Systematically and chronically inflicting physical hurt or psychological distress on one or more students or employees that is severe or pervasive enough to create an intimidating, hostile, or offensive environment; or unreasonably interfere with the individual’s school performance or participation.
- Bullying Law and Policy
How can I create a bully-free school environment?
Adult intervention is one of the best defenses against bullying. Educators can first learn the warning signs as well as the myths of bullying, especially of social bullying, which research indicates is more difficult for adults to identify than other forms of bullying. Educators can intervene when they see bullying occur and can send a clear message that the school does not tolerate bullying. Some steps that schools can take to ensure a bully-free school environment include the following: (1) identify where and when bullying occurs; (2) train all school personnel to recognize bullying; (3) increase adult supervision at campus "hot spots"; (4) create an anti-bullying task force charged with educating students and staff; and (5) integrate anti-bullying materials into curriculum for discussion and role-play. Educators can use staff meetings, assemblies, parent conferences, and most importantly daily interactions with students to establish a culture of acceptance, tolerance and respect.
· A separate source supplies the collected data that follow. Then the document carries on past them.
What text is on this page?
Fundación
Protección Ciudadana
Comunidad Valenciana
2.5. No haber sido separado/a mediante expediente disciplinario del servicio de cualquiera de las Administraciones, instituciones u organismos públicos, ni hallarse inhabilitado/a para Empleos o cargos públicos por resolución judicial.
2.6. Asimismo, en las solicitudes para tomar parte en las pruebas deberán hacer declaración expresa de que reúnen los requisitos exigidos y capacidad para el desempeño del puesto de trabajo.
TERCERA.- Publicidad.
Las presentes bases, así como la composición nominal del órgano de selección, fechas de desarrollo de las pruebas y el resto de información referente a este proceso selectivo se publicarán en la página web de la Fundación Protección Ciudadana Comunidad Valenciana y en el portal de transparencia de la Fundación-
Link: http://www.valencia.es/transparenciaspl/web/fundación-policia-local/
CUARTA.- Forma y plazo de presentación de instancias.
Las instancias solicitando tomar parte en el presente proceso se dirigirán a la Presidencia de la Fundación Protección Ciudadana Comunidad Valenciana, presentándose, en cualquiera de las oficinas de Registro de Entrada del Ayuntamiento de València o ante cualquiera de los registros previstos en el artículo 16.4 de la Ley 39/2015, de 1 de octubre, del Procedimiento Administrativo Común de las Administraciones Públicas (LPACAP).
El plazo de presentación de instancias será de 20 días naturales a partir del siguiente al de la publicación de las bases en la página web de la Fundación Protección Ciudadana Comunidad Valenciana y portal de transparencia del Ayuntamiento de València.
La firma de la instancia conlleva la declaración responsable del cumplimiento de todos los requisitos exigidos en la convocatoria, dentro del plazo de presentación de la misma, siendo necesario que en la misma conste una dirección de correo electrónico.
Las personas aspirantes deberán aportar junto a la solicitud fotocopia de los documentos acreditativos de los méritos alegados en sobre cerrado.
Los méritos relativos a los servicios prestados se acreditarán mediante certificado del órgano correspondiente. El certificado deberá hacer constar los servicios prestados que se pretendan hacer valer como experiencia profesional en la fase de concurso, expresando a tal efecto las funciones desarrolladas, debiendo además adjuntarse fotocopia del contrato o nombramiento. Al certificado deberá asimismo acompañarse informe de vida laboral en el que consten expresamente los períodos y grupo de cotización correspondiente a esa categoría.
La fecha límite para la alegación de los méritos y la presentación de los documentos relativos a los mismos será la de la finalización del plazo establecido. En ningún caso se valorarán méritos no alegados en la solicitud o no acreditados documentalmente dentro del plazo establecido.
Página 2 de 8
How can I support my child if he or she is bullied at school?
Avoid blaming your child for the harassment. Think twice before giving advice - your child may have already tried the strategies you are going to suggest. Get as much information as you can. Talk with your child’s teacher, principal, or counselor and ask them to help your child be safe. Their intervention may include consequences for the bully, increased supervision, and helping your child make more friends if he or she is isolated. Ask your child what she has already tried to resolve the problem. Praise her for all the things she has tried. Give him permission to stop doing the things that haven't worked to stop the bullying. Encourage him to keep telling you and other adults. Help him to think about what has worked or what might work. If your child is isolated, help her make connections through activities, hobbies, or clubs.
There is a good chance that you have experienced bullying yourself, or that you have been the bully yourself. Probably, you have seen someone else being bullied. Bullying can take the form of words or deeds. It can be done from electronic devices. It includes repeatedly calling someone names, or repeatedly excluding someone from the group, or physically harassing someone. If you feel like you are being mistreated or isolated and it is happening again and again, talk to an adult. Know there is help. If you find yourself bullying someone else, stop the behavior and make it right. Apologize. Focus on doing things differently from now on. Ask for help with your behavior. If you see someone being bullied, take a stand and support that person. If you feel safe, tell the person doing the bullying to stop. If you don't feel safe, walk away and try to bring the victim with you. Whether you are being bullied, being the bully, or seeing someone being bullied, know that there is help. Start by talking to an adult you can trust.